Canceled Montco radio stations could be up for grabs

The Montgomery County Department of Public Safety permanently canceled its five low-power FM radio stations on March 7. After the county submitted an application, the Federal Communications Commission officially revoked the county’s licenses for WRDY, WEMA, WEMZ, WEMK, and WEMQ.

Until March, those stations aired 12-minute, 24/7 loops of public service announcements, according to Todd Stieritz, public affairs coordinator for the Montgomery County Department of Public Safety. .

But that was not their original intention.

The county applied for the licenses in 2013, with the goal of using the stations for timely emergency preparedness alerts. But that never really happened, according to Stieritz.

“When we acquired these licenses, we had an ambitious goal. And unfortunately, the realities of staffing, time, and funding simply didn’t allow us to dedicate a full-time person to content development,” Stieritz said.

The stations only reached about 80% of the county, with the coverage areas of the 5 different broadcast stations, according to Stieritz. He said having five different channels also made it difficult to advertise the stations to all Montgomery County residents.

Stieritz also said the county simply doesn’t have the capacity to update radio stations every time they need to send out an emergency alert.

For all these reasons, stations ended up broadcasting only “essentially pre-recorded prep information”.

If listeners tuned in anytime in the past year, they would hear messages about fire safety, weather safety, car safety, or information about COVID-19. Listeners may even have heard a message from the National Fire Administration about cooking fires, Stieritz said.

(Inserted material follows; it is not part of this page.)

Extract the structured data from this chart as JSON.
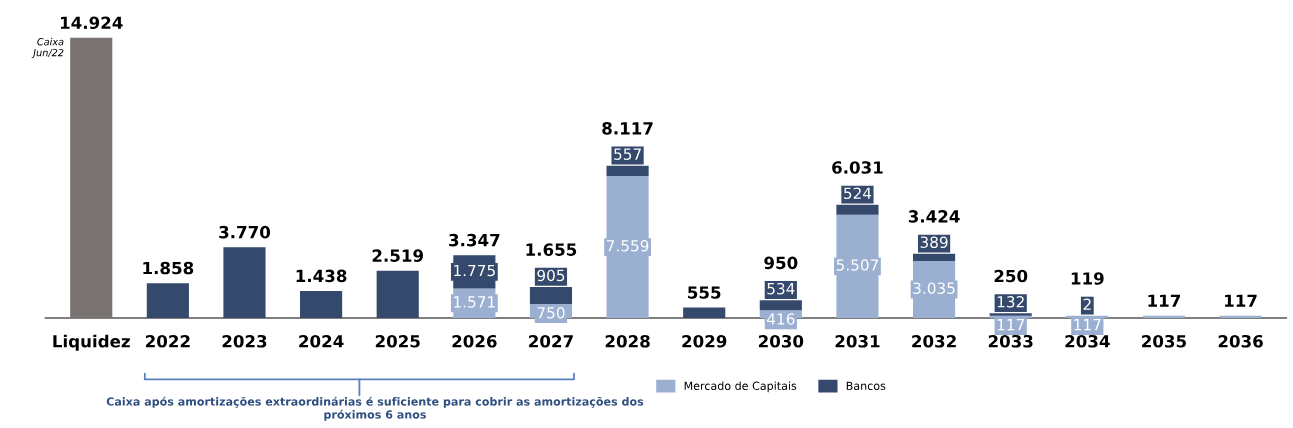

It is important to note that the cancellation of these stations had no impact on the county’s other emergency time messaging systems. Residents can sign up to receive alerts on their phones through ReadyMontco.

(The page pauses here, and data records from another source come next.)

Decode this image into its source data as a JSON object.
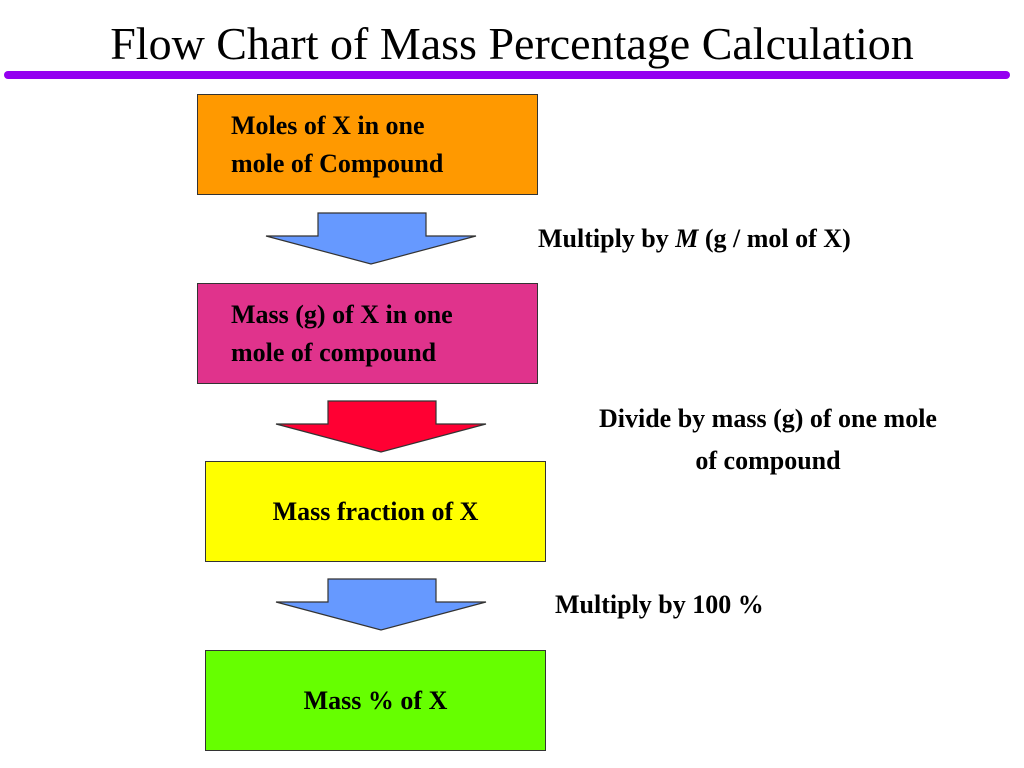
{
  "title": "Flow Chart of Mass Percentage Calculation",
  "colors": {
    "rule": "#9400f0",
    "box1": "#ff9900",
    "box2": "#e0338c",
    "box3": "#ffff00",
    "box4": "#66ff00",
    "arrow_blue": "#6699ff",
    "arrow_red": "#ff0033"
  },
  "steps": [
    {
      "text": "Moles of X in one\nmole of Compound"
    },
    {
      "text": "Mass (g) of X in one\nmole of compound"
    },
    {
      "text": "Mass fraction of X"
    },
    {
      "text": "Mass % of X"
    }
  ],
  "operations": [
    {
      "prefix": "Multiply by ",
      "symbol": "M",
      "suffix": " (g / mol of X)"
    },
    {
      "text": "Divide by mass (g) of one mole\nof compound"
    },
    {
      "text": "Multiply by 100 %"
    }
  ]
}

It’s unclear what the cancellation means for people waiting to apply for a low-power FM radio station license. These radio slots may be available to other groups or organizations.

But it’s hard to say when the next FCC filing window will open, according to Pete Tridish.

Tridish started on Prometheus radio project, which contributed to the legalization of community radio. It helps groups learn how to apply, build and operate low power plants. He said many people are waiting to apply for a low-power FM station these days.

Tridish hopes the application window will come in the next 1-2 years.

“Opportunities are very rare,” Tridish said. He said he’s watched the window come up about once every ten years, which is going up.

“It’s a bit like when Jupiter crosses Neptune and Capricorn, it’s when the [FCC decides] to do it,” Tridish said.